The official ABS employment figures show a fall of 30,600 people in employment in April, which is the first month of figures following JobKeeper’s end in late March.
However, the unemployment rate continues to edge lower, falling from 5.7 to 5.5 per cent on a big fall in the number of people looking for work.
The participation rate dropped from a record high 66.3 per cent to 66 per cent in April.
Despite the timing of the sudden swing from strong job creation to job losses, the bureau’s head of labour statistics Bjorn Jarvis said the end of JobKeeper did not have a discernible impact on employment between March and April.
“We have not seen large changes in the indicators that would suggest a clear JobKeeper impact, such as an increase in people working reduced or zero hours for economic reasons or because they were leaving their job,” he noted.
“Some of the 31,000 fall in employment may relate to the end of JobKeeper, but it could also reflect usual month-to-month variation in the labour market and some larger than usual seasonal changes similar to those we saw earlier in the year.”
Mr Jarvis said the Easter holidays were a major factor behind an unusually large 0.7 per cent drop in hours worked.
In fact, part-time jobs dominated the fall in employment in April (down 64,400) while full-time work increased.
Sarah Hunter from BIS Oxford Economics said the figures show “the easy wins from re-opening the economy and the resultant rebound in activity have largely been exhausted.”
“Looking ahead, the data is likely to become patchier and more ‘normal’ month-to-month,” she predicted.
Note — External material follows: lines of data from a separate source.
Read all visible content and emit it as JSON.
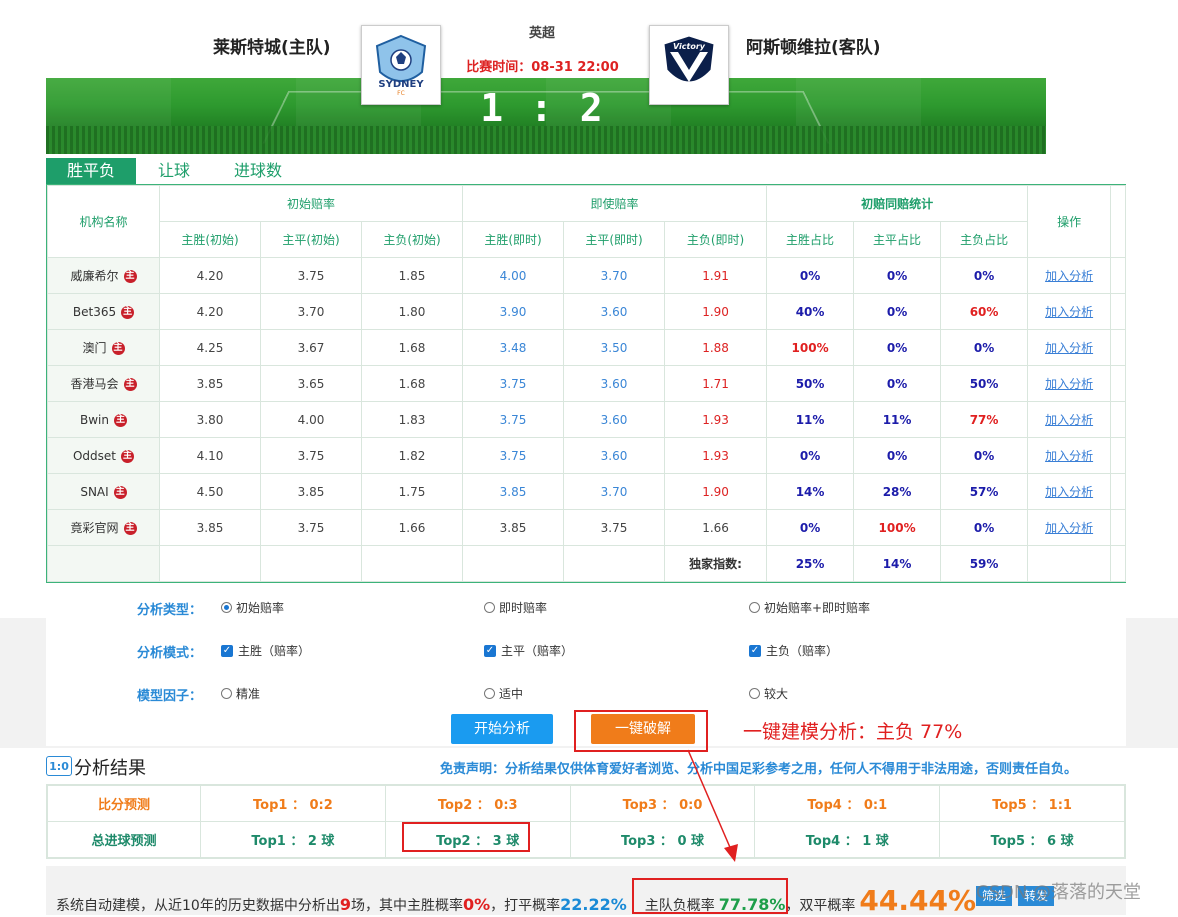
{
  "match": {
    "league": "英超",
    "home_team": "莱斯特城(主队)",
    "away_team": "阿斯顿维拉(客队)",
    "time_label": "比赛时间：08-31 22:00",
    "score": "1 : 2",
    "home_logo_text": "SYDNEY",
    "home_logo_sub": "FC",
    "away_logo_text": "Victory"
  },
  "tabs": [
    "胜平负",
    "让球",
    "进球数"
  ],
  "odds_table": {
    "col_institution": "机构名称",
    "group_initial": "初始赔率",
    "group_current": "即使赔率",
    "group_stats": "初赔同赔统计",
    "col_action": "操作",
    "sub_headers": [
      "主胜(初始)",
      "主平(初始)",
      "主负(初始)",
      "主胜(即时)",
      "主平(即时)",
      "主负(即时)",
      "主胜占比",
      "主平占比",
      "主负占比"
    ],
    "rows": [
      {
        "name": "威廉希尔",
        "badge": "主",
        "init": [
          "4.20",
          "3.75",
          "1.85"
        ],
        "cur": [
          "4.00",
          "3.70",
          "1.91"
        ],
        "pct": [
          "0%",
          "0%",
          "0%"
        ],
        "action": "加入分析"
      },
      {
        "name": "Bet365",
        "badge": "主",
        "init": [
          "4.20",
          "3.70",
          "1.80"
        ],
        "cur": [
          "3.90",
          "3.60",
          "1.90"
        ],
        "pct": [
          "40%",
          "0%",
          "60%"
        ],
        "action": "加入分析"
      },
      {
        "name": "澳门",
        "badge": "主",
        "init": [
          "4.25",
          "3.67",
          "1.68"
        ],
        "cur": [
          "3.48",
          "3.50",
          "1.88"
        ],
        "pct": [
          "100%",
          "0%",
          "0%"
        ],
        "action": "加入分析"
      },
      {
        "name": "香港马会",
        "badge": "主",
        "init": [
          "3.85",
          "3.65",
          "1.68"
        ],
        "cur": [
          "3.75",
          "3.60",
          "1.71"
        ],
        "pct": [
          "50%",
          "0%",
          "50%"
        ],
        "action": "加入分析"
      },
      {
        "name": "Bwin",
        "badge": "主",
        "init": [
          "3.80",
          "4.00",
          "1.83"
        ],
        "cur": [
          "3.75",
          "3.60",
          "1.93"
        ],
        "pct": [
          "11%",
          "11%",
          "77%"
        ],
        "action": "加入分析"
      },
      {
        "name": "Oddset",
        "badge": "主",
        "init": [
          "4.10",
          "3.75",
          "1.82"
        ],
        "cur": [
          "3.75",
          "3.60",
          "1.93"
        ],
        "pct": [
          "0%",
          "0%",
          "0%"
        ],
        "action": "加入分析"
      },
      {
        "name": "SNAI",
        "badge": "主",
        "init": [
          "4.50",
          "3.85",
          "1.75"
        ],
        "cur": [
          "3.85",
          "3.70",
          "1.90"
        ],
        "pct": [
          "14%",
          "28%",
          "57%"
        ],
        "action": "加入分析"
      },
      {
        "name": "竟彩官网",
        "badge": "主",
        "init": [
          "3.85",
          "3.75",
          "1.66"
        ],
        "cur": [
          "3.85",
          "3.75",
          "1.66"
        ],
        "pct": [
          "0%",
          "100%",
          "0%"
        ],
        "action": "加入分析"
      }
    ],
    "exclusive_label": "独家指数:",
    "exclusive_pct": [
      "25%",
      "14%",
      "59%"
    ]
  },
  "analysis": {
    "type_label": "分析类型：",
    "type_options": [
      "初始赔率",
      "即时赔率",
      "初始赔率+即时赔率"
    ],
    "mode_label": "分析模式：",
    "mode_options": [
      "主胜（赔率）",
      "主平（赔率）",
      "主负（赔率）"
    ],
    "factor_label": "模型因子：",
    "factor_options": [
      "精准",
      "适中",
      "较大"
    ],
    "start_button": "开始分析",
    "crack_button": "一键破解",
    "annotation": "一键建模分析：主负 77%"
  },
  "results": {
    "icon_text": "1:0",
    "title": "分析结果",
    "disclaimer": "免责声明：分析结果仅供体育爱好者浏览、分析中国足彩参考之用，任何人不得用于非法用途，否则责任自负。",
    "score_label": "比分预测",
    "score_preds": [
      "Top1 ： 0:2",
      "Top2 ： 0:3",
      "Top3 ： 0:0",
      "Top4 ： 0:1",
      "Top5 ： 1:1"
    ],
    "goals_label": "总进球预测",
    "goals_preds": [
      "Top1 ： 2 球",
      "Top2 ： 3 球",
      "Top3 ： 0 球",
      "Top4 ： 1 球",
      "Top5 ： 6 球"
    ]
  },
  "summary": {
    "prefix": "系统自动建模，从近10年的历史数据中分析出",
    "matches": "9",
    "matches_unit": "场，其中主胜概率",
    "home_win": "0%",
    "draw_label": "，打平概率",
    "draw": "22.22%",
    "lose_label": "主队负概率",
    "lose": "77.78%",
    "double_label": "，双平概率",
    "double": "44.44%",
    "btn1": "筛选",
    "btn2": "转发",
    "watermark": "CSDN @落落的天堂"
  }
}
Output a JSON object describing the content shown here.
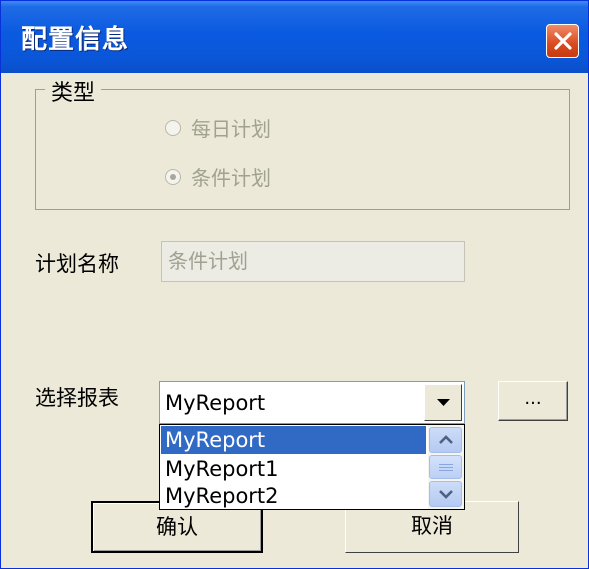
{
  "window": {
    "title": "配置信息"
  },
  "type_group": {
    "legend": "类型",
    "options": [
      {
        "label": "每日计划",
        "checked": false
      },
      {
        "label": "条件计划",
        "checked": true
      }
    ]
  },
  "plan_name": {
    "label": "计划名称",
    "value": "条件计划"
  },
  "report": {
    "label": "选择报表",
    "selected": "MyReport",
    "browse_label": "...",
    "options": [
      "MyReport",
      "MyReport1",
      "MyReport2"
    ]
  },
  "buttons": {
    "ok": "确认",
    "cancel": "取消"
  },
  "colors": {
    "title_bar": "#0a56d8",
    "selection": "#316ac5",
    "dialog_bg": "#ece9d8",
    "close_button": "#d94a1f"
  }
}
“The May release may show more evidence of the end of JobKeeper, and the ability of workers to move from sectors with relatively weak demand to sectors which are booming will become an increasingly important factor in further increases in employment.”
Youth unemployment at post-GFC low
Despite last month’s fall in jobs, employment remains higher than it was in March 2020, before the pandemic temporarily shut down large swathes of the economy, although unemployment is also slightly up.
“The unemployment rate is now 0.2 percentage points (or 33,000 people) above the start of the pandemic,” Mr Jarvis observed.
“Importantly, it’s 2 percentage points below its peak in July 2020, when it was 7.4 per cent.
“The youth unemployment rate fell to its lowest level since the global financial crisis, reflecting a strong increase in employment for young men, following a number of increases for young women in recent months.”
Youth unemployment dropped 1.1 percentage points to 10.6 per cent and is now a full percentage point below pre-pandemic levels.